Sieh also, wie er sie (die fleischliche Beschneidung) dem Wortlaute nach zwar zugibt, in Wirklichkeit aber aufhebt. Er sagt nämlich nicht: Die Beschneidung ist überflüssig, sie ist Unsinn, sie ist unnütz, sondern was sagt er? „Die Beschneidung nützt wohl, wenn du das Gesetz erfüllst.“ Er gibt sie vorläufig zu, indem er sagt: Ja, ich gestehe zu, ich widerspreche nicht, daß die Beschneidung etwas Gutes ist; jedoch wann? Wenn sie von der Beobachtung des Gesetzes begleitet ist. „Bist du aber ein Übertreter des Gesetzes, so ist deine Beschneidung Vorhaut geworden.“ Er sagt nicht: Sie nützt nichts, um nicht den Anschein zu erwecken, als wolle er sie beschimpfen; sondern er spricht zuerst dem Juden das Beschnittensein ab, dann verwirft er ihn. Auf diese Weise trifft der Schimpf nicht die Beschneidung, sondern den, der ihrer durch eigene Lässigkeit verlustig gegangen ist. Wie die Richter Männer in hohen Ehrenstellen, die bei Begehung großer Verbrechen verhaftet worden sind, erst ihrer Würde entkleiden und dann erst die Strafe über sie aussprechen, so verfährt Paulus. Nachdem er gesagt hat: „Bist du aber ein Übertreter des Gesetzes“, fährt er fort: „… so ist deine Beschneidung Vorhaut geworden.“ Auf diese Weise hat er gezeigt, daß der Jude eigentlich unbeschnitten ist; und nun verurteilt er ihn ohne Bedenken.

V. 26: „Wenn nun der Unbeschnittene die Vorschriften des Gesetzes hält, wird da nicht seine Vorhaut in Beschneidung umgewandelt werden?“

Sieh, was er macht! Er sagt nicht, daß die Unbeschnittenheit die Beschneidung übertrifft — dadurch hätte er ja bei seinen Zuhörern sehr angestoßen —, sondern daß die Unbeschnittenheit in Beschneidung umgewandelt worden ist. Er untersucht weiter, was die Beschneidung sei und was die „Vorhaut“. Er sagt, die Beschneidung bestehe in einer guten Handlungsweise, die Vorhaut in einer schlechten. Den Unbeschnittenen, der sich einer guten Handlungsweise befleißt, beansprucht er für die Beschneidung, den Beschnittenen dagegen mit einem verderbten Leben verweist er unter den Begriff „Vorhaut“. Den Vorzug gibt er dann dem Unbeschnittenen. Er sagt aber nicht „dem Unbeschnittenen“, sondern er setzt dafür die Handlungsweise, indem er sagt: „Wird da nicht deine Vorhaut in Beschneidung umgewandelt werden?“ Er sagt auch nicht „angesehen werden“, sondern „umgewandelt werden“, was nachdrucksvoller ist. So hat er auch oben nicht gesagt: „Deine Beschneidung ist als Vorhaut angesehen worden“, sondern „ist Vorhaut geworden“.

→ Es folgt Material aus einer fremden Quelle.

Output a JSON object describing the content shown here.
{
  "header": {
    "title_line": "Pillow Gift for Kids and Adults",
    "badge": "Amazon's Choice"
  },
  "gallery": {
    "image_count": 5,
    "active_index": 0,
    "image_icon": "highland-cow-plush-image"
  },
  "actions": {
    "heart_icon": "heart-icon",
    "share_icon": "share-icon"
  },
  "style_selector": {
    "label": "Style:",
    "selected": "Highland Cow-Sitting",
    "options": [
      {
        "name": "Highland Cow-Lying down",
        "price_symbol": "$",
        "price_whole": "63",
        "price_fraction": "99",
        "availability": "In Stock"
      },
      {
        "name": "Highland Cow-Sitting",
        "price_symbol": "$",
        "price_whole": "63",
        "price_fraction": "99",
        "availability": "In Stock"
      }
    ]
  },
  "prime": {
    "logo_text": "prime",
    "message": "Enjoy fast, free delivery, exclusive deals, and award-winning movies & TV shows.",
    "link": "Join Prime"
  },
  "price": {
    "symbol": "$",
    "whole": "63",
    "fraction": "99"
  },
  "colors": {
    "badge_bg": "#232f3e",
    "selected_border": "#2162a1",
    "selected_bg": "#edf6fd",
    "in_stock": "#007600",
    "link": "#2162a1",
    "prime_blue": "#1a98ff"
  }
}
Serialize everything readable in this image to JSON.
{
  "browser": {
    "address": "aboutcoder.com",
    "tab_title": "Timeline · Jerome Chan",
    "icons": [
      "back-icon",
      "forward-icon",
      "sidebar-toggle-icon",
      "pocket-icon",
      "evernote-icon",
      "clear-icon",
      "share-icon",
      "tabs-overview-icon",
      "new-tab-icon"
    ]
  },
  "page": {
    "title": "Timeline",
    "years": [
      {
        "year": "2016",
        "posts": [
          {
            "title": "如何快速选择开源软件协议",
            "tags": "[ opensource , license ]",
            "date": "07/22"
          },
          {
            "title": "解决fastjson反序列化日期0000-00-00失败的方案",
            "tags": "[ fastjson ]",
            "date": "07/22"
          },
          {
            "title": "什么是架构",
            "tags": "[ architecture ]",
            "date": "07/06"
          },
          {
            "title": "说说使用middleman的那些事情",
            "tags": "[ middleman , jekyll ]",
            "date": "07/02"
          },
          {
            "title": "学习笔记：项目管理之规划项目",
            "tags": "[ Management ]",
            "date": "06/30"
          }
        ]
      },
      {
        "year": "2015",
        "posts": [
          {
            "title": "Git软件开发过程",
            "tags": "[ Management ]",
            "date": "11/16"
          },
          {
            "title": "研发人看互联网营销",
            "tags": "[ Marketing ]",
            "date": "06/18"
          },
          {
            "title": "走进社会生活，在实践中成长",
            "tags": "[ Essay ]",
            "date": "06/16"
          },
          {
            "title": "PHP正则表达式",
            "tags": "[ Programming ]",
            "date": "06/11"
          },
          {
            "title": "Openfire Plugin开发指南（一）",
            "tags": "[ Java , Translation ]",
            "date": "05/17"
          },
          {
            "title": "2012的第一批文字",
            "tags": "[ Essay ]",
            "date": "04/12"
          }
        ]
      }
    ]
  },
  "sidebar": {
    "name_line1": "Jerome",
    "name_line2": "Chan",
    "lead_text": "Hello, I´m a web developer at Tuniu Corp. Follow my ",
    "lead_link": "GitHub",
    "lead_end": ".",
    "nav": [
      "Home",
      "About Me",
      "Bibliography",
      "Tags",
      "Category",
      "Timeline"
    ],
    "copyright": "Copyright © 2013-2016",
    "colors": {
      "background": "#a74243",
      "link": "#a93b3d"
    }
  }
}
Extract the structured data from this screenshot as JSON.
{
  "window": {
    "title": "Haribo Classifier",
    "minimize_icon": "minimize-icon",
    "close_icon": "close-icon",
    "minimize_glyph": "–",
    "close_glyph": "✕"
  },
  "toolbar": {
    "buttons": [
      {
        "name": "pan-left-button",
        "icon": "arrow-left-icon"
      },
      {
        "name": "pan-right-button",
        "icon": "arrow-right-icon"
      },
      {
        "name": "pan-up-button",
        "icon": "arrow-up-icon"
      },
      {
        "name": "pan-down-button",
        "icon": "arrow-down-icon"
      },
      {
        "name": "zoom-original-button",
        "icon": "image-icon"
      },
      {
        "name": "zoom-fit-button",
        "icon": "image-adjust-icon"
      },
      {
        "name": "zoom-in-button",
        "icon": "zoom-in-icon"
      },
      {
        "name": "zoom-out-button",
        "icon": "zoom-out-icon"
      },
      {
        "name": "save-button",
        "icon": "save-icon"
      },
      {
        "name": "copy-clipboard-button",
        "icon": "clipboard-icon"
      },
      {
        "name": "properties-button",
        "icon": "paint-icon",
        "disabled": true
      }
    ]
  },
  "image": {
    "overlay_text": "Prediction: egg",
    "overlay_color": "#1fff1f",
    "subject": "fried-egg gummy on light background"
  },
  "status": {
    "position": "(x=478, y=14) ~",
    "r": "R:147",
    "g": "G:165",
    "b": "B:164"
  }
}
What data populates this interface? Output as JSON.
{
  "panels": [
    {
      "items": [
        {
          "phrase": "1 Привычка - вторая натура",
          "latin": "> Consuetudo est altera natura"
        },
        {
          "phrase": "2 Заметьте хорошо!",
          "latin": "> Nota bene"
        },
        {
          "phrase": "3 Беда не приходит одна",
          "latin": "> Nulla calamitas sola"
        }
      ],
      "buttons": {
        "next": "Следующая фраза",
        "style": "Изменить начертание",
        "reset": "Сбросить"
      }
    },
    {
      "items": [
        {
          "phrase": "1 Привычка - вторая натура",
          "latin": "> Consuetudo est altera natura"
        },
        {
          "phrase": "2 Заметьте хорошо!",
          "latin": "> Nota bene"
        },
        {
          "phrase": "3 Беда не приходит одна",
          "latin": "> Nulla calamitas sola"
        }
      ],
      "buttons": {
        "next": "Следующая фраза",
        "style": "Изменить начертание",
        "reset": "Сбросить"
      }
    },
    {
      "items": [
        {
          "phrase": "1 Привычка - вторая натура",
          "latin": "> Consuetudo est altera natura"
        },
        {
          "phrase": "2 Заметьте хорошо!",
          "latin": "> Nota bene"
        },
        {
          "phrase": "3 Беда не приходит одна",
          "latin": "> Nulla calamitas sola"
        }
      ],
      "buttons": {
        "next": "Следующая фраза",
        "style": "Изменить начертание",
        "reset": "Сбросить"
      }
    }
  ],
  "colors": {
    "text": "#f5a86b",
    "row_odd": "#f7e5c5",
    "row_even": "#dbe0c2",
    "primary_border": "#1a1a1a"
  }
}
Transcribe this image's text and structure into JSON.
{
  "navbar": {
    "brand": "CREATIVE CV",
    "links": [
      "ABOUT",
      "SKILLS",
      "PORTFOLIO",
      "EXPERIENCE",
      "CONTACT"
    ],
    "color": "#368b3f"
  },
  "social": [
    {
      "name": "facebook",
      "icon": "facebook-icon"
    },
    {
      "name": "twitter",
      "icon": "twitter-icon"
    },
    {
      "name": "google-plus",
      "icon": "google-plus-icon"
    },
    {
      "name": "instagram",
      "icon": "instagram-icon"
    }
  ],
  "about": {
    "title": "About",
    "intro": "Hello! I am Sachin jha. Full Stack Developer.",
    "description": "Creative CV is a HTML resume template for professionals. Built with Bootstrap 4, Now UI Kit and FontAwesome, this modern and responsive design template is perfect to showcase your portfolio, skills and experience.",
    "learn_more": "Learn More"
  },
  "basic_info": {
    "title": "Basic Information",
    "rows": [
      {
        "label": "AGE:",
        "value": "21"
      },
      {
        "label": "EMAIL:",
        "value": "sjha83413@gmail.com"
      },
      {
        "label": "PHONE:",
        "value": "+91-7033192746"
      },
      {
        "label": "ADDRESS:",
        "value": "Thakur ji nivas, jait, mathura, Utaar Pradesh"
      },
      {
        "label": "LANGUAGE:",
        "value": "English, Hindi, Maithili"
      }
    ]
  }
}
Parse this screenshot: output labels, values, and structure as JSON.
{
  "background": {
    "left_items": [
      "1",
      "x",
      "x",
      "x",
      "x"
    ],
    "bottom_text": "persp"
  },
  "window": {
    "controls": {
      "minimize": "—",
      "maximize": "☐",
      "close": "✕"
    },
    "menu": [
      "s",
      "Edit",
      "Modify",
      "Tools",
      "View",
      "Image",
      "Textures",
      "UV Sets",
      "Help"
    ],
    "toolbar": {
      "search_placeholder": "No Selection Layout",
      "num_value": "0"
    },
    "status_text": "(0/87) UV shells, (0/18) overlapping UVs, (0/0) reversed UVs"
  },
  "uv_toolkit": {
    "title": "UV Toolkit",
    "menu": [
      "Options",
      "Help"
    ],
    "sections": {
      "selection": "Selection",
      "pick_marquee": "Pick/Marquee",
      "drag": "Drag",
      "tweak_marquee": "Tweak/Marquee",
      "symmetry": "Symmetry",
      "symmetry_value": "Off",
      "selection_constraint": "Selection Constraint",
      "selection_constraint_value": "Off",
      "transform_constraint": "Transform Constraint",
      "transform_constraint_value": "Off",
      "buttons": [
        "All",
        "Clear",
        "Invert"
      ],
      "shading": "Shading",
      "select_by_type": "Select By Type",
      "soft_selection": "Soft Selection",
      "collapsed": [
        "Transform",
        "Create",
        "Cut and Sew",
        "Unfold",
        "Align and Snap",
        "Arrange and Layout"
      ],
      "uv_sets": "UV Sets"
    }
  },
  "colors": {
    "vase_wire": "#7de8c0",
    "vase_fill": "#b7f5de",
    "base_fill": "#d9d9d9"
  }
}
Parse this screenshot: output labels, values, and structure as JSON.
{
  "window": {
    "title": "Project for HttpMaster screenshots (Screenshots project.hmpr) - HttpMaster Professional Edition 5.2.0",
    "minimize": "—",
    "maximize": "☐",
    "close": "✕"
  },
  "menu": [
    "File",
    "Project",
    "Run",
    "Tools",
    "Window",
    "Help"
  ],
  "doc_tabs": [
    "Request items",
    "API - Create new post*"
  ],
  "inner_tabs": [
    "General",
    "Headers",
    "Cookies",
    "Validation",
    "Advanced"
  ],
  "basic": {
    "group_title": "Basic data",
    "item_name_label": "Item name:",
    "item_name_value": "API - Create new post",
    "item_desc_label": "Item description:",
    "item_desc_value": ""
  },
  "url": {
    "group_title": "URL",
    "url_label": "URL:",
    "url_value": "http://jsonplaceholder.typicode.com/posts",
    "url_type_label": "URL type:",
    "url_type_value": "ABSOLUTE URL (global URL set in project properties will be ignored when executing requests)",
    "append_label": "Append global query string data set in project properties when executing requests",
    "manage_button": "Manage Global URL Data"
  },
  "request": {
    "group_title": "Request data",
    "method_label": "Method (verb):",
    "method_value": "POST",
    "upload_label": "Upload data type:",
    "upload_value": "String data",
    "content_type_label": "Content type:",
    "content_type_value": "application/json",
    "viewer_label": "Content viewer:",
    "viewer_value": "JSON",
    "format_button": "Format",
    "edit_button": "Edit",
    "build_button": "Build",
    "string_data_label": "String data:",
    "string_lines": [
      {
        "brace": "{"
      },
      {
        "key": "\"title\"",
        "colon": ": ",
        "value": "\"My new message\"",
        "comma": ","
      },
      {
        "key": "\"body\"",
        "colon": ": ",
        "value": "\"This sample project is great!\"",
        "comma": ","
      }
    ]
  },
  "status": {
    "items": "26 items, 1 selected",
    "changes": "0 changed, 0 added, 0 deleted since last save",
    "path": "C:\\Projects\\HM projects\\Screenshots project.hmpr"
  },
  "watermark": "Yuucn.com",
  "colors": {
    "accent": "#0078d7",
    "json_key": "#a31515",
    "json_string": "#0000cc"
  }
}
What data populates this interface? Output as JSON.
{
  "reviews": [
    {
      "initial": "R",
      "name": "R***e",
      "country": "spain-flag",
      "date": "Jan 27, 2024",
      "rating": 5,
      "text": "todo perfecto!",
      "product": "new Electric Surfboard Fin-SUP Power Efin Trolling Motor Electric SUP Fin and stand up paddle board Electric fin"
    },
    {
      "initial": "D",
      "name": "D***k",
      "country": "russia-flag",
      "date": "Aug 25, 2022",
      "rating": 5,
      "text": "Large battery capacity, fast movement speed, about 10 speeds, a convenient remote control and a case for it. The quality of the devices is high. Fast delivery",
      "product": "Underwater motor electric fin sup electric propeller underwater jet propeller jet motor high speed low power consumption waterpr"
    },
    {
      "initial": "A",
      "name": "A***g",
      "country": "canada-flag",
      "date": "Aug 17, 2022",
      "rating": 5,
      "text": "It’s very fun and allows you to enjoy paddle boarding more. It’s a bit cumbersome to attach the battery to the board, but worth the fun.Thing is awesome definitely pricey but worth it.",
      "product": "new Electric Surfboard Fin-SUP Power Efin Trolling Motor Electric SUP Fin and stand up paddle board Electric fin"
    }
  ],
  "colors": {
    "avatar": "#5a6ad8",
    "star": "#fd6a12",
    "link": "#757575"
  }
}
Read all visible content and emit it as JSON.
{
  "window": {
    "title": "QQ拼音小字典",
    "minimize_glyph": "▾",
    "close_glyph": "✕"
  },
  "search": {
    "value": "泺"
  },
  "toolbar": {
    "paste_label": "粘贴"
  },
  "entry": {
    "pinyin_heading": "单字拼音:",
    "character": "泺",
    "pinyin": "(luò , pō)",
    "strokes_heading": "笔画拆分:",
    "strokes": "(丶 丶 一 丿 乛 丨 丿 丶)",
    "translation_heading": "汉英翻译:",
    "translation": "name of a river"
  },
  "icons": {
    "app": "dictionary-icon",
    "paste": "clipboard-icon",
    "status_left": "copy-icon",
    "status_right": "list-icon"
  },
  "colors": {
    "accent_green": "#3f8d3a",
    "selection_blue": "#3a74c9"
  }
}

V. 27: „Und es wird dich richten die natürliche Vorhaut…“

Du siehst, daß der Apostel zweierlei Vorhaut kennt, eine im natürlichen und eine im übertragenen Sinne; hier spricht er von der natürlichen, aber er bleibt nicht dabei stehen, sondern fährt fort:

„… die das Gesetz beobachtet, dich, der du bei Schrift und Beschneidung ein Übertreter des Gesetzes bist.“

— Beachte da seine überaus feinsinnige Unterscheidung! Er sagt nicht, daß die natürliche Vorhaut die Beschneidung richten wird, sondern er setzt zwar immer da, wo etwas Rühmenswertes zu sagen ist, das Wort „Vorhaut“, wo dagegen etwas Nachteiliges ausgesagt werden muß, läßt er nicht die Beschneidung als schuld an dem Nachteil erscheinen, sondern den beschnittenen Juden. Er fürchtet nämlich, sonst beim Zuhörer anzustoßen. Auch sagt er nicht: Dich, der du Gesetz und Beschneidung hast, sondern noch zurückhaltender: „Dich, der du bei Schrift und Beschneidung ein Übertreter des Gesetzes bist“; d. h. die Vorhaut in diesem Sinne (nämlich bei Gesetzesbeobachtung) rettet der Beschneidung die Ehre, denn ihr ist Unrecht geschehen (nämlich von dem Beschnittenen, der das Gesetz übertreten hat); auch kommt sie dem Gesetz zu Hilfe, denn ihm ist Gewalt angetan worden; so stellt er ein leuchtendes Siegeszeichen auf. Der Sieg ist gerade deswegen ein glänzender, weil nicht der Jude vom Juden, sondern von dem Unbeschnittenen gerichtet wird, so wie wenn es heißt: „Die Männer von Ninive werden aufstehen und dieses Geschlecht verurteilen“ 86. Der Apostel tut also dem Gesetz keinen Abbruch an seiner Ehre — im Gegenteil, er hat große Hochachtung davor —, sondern sein Tadel gilt dem, der sich gegen das Gesetz vergeht. Nachdem er dies klar gemacht hat, umgrenzt er weiter freisinnig den Begriff „Jude“ und legt dar, daß er nicht den Juden und nicht die Beschneidung verwerfe, sondern gerade den Nicht-Juden und den Nicht-Beschnittenen. Scheinbar rettet er der Beschneidung die Ehre, aber doch zerstört er die hohe Meinung von ihr, indem er sie nur insoweit gelten läßt, als sie einen Erfolg (nämlich im sittlichen Leben) aufweist. Er zeigt nämlich, daß gar kein Unterschied bestehe zwischen einem Juden und einem Unbeschnittenen, ja daß sogar der Unbeschnittene höher stehe, wenn er acht hat auf sich; das sei der eigentliche Jude. Darum sagt er:

V. 28: „Denn nicht wer es im Äußeren ist, ist ein Jude, noch ist Beschneidung, die äußerliche, die am Fleische.“

— hier gibt er denen einen Merks, die alles nur des äußeren Scheines wegen tun —,

„sondern wer es im Innern ist, ist ein Jude, und Beschneidung ist eine solche des Herzens, dem Geiste und nicht dem Buchstabe nach.“

4.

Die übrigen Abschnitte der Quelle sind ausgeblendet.